L’amiante est toxique, c’est bien connu ; longtemps utilisé comme matériau de construction, il a été à l’origine d’un scandale sanitaire de grande envergure dans les années 1990, quand les pouvoirs publics se sont tardivement décidés à l’interdire, après la mort de dizaines de milliers de personnes des suites d’une exposition à l’amiante. Malgré cela, l’amiante est encore présent dans notre environnement, et notamment dans les canalisations, où il représente peut-être un risque mal connu pour la santé publique.
Ennemi sanitaire n°1
Longtemps utilisé dans le bâtiment pour ses propriétés isolantes et son pouvoir absorbant, l’amiante a été relié à d’innombrables cas de cancers broncho-pulmonaires ou des voies digestives chez des personnes exposées à de fortes concentrations, en premier lieu des ouvriers du bâtiment.
Interdit en France en 1997, il reste encore très présent dans les constructions et les canalisations, malgré les efforts de désamiantages menés par le gouvernement (à l’instar de la colossale rénovation du campus de Jussieu), à tel point que l’Institut national de recherche et sécurité (INRS) rappelle sur son site que « les maladies liées à l’amiante représentent la deuxième cause de maladies professionnelles et la première source en terme de coût ».

Pour autant, le risque de contamination par inhalation est aujourd’hui bien contenu en France. Mais une autre voie d’exposition, moins connue, fait aujourd’hui l’objet des inquiétudes de certains scientifiques : l’exposition par ingestion, notamment via l’eau du robinet. En effet, nombre de canalisations vieillissantes (plus de 30 ans) comportent encore de l’amiante : selon le journal SudOuest, il s’agirait d’environ 4 % du réseau français, soit près de 35 000 kilomètres de tuyaux.
Inconnues scientifiques
Le risque, bien entendu, n’était pas inconnu des scientifiques : il est mentionné par le Centre international de recherche sur le cancer (IARC en anglais) comme mis en évidence par certaines études dès 1976. Mais les preuves collectées par l’organisme sont jugées trop faibles pour qu’il se décide à sonner l’alarme sur le risque d’exposition via l’eau du robinet ; de plus, plusieurs études rigoureuses n’ont pas réussi à trouver de corrélation entre exposition à l’amiante par ingestion et cancers de l’estomac ou du côlon. Même son de cloche du côté de l’Organisation mondiale de la santé, qui reconnait « qu’il n’y a pas de preuve solide et convaincante du danger de l’amiante ingéré pour la santé ».
En conséquence, rien n’a été fait pour remplacer les canalisations amiantées. Peut-être que l’étude récente, menée par des scientifiques italiens de l’hôpital de Bisceglie, changera la donne. Selon ces derniers, la présence d’amiante dans l’eau du robinet pourrait (le conditionnel est encore de mise, donc aucune certitude) être lié à l’apparition de cancers du côlon et de l’estomac, ainsi que des cas de mésothéliome. La question est particulièrement critique en Toscane, où des concentrations atteignant les 700 000 fibres d’amiante par litre d’eau ont été relevées par les scientifiques. En guise d’indication, sachez que l’agence américaine de l’environnement, très prudente, a fixé le seuil de danger pour l’homme à 7 millions de fibres par litre, soit juste 10 fois plus.

De mauvais tuyaux
La situation pourrait être similaire en France, sur les portions de canalisations comportant encore de l’amiante ; malheureusement, aucun relevé précis n’existe sur le sujet : « le problème, c’est que les collectivités ne sont bien souvent même pas au courant que leurs adductions en eau potable sont en amiante », observe Pascal Humeau, fondateur de la société Conseil et Formation Amiante, interrogé par SudOuest. « Bien souvent, les dossiers techniques n’ont pas été bien tenus et il existe très peu de traçabilité ».

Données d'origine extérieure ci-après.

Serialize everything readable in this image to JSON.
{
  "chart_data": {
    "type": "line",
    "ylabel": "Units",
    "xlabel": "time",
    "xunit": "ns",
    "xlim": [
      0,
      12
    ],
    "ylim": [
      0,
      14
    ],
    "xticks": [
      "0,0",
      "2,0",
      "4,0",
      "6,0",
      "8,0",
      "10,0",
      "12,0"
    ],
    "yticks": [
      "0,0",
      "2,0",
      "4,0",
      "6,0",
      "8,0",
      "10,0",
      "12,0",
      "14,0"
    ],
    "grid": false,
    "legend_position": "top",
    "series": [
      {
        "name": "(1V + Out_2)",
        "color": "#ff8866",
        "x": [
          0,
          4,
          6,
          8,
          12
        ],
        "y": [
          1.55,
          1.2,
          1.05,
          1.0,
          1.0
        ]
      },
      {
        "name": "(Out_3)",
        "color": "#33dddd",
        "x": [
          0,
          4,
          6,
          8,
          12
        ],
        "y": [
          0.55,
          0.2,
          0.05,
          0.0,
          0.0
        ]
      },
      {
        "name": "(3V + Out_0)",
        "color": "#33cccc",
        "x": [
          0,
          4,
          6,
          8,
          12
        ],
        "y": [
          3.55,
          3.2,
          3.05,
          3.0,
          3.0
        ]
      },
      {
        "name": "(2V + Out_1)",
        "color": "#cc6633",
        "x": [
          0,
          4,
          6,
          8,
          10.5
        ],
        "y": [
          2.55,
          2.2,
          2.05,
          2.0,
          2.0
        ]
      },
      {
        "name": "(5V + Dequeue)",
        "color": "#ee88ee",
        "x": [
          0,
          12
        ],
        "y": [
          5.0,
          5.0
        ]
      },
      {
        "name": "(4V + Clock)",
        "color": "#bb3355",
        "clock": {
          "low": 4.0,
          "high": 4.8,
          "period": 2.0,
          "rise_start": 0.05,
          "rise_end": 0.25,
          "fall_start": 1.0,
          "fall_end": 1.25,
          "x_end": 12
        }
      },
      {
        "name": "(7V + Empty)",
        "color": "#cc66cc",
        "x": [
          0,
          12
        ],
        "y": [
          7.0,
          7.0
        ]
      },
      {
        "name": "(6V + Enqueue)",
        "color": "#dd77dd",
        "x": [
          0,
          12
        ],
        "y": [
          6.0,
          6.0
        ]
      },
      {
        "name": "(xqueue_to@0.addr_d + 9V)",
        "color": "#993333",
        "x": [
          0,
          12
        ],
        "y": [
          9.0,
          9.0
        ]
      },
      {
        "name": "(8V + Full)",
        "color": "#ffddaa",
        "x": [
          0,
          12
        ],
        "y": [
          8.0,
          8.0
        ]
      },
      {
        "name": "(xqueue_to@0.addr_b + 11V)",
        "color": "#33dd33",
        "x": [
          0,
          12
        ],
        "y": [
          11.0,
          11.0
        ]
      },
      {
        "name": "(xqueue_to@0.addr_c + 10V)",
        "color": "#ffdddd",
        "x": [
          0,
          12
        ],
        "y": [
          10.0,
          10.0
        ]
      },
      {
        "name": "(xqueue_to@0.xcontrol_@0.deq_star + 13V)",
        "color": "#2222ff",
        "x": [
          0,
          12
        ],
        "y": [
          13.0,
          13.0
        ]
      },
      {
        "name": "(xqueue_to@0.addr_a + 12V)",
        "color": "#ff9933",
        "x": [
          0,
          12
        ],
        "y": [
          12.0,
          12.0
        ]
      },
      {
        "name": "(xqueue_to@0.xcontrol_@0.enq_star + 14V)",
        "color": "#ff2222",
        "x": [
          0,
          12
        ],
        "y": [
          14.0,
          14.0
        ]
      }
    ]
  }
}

Deux inconnues restent donc à déterminer avant de s’affoler : tout d’abord la proportion des canalisations françaises comportant encore de l’amiante à un niveau dangereux, puis la concentration dans l’eau à partir de laquelle l’amiante présente un réel risque (un point sur lequel les scientifiques italiens ne s’étendent pas). Par prudence, cependant, il serait bon de moderniser le réseau de canalisations au plus vite : une opération qui pourrait coûter plusieurs milliards d’euros.